If you were arrested for being a Christian, would there be enough evidence to convict you? Abraham was a man to whom this world meant very little. Jesus clarifies what this means in Matthew 6:33, “But seek first the kingdom of God and His righteousness, and all these things shall be added to you.”
Fourth is the vision principle. Keep your faith focused! “For he looked for a city which hath foundations, whose builder and maker is God” (Hebrews 11:10, KJV). The operative phrase is he looked.
“These all died in faith, not having received the promises, but having seen them afar off were assured of them, embraced them and confessed that they were strangers and pilgrims on the earth” (Hebrews 11:13).
“If then you were raised with Christ, seek those things which are above, where Christ is, sitting at the right hand of God” (Colossians 3:1).
Abraham’s vision enabled him to see the invisible. “Now faith is the substance of things hoped for, the evidence of things not seen” (Hebrews 11:1).
There is a world that is more real than this world, and the heroes of faith in Hebrews 11 could see the invisible.

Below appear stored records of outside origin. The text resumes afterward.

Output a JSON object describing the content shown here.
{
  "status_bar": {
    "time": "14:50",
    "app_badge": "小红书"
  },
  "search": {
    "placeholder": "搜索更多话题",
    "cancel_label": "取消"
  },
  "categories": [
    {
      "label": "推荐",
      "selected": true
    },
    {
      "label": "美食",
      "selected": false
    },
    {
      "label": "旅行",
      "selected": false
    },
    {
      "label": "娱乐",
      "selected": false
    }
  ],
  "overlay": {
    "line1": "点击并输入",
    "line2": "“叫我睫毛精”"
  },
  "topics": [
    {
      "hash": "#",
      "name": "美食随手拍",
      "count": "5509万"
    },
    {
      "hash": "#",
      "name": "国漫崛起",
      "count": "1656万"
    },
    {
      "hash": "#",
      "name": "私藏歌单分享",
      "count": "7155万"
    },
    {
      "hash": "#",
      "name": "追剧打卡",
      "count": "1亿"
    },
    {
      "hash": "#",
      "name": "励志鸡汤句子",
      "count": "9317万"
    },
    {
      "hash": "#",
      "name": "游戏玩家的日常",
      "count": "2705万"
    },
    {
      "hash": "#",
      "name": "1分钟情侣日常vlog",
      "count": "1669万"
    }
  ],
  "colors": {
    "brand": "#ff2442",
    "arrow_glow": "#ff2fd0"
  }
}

Fifth is the vigilance principle. The devil will war against your faith. God gave Abraham a promise, but for a time, he and Sarah took their eyes off the Lord, and they did some terrible things. God put his faith to a test and Abraham failed at first.
God will test your faith. Be vigilant: your faith will come under attack. There are going to be problems in your life. A faith that cannot be tested cannot be trusted.
Last is the victory principle. God made Abraham’s name great. From Abraham came the Jewish nation, the prophets, the Bible, and Jesus Christ—all by faith.
There is no way you will live in victory apart from faith.
“For whatever is born of God overcomes the world. And this is the victory that has overcome the world—our faith” (1 John 5:4).
If you put these six principles into practice, your faith will bloom. The life of faith begins with a step of faith, and that step is to receive Jesus Christ as your Lord and Savior.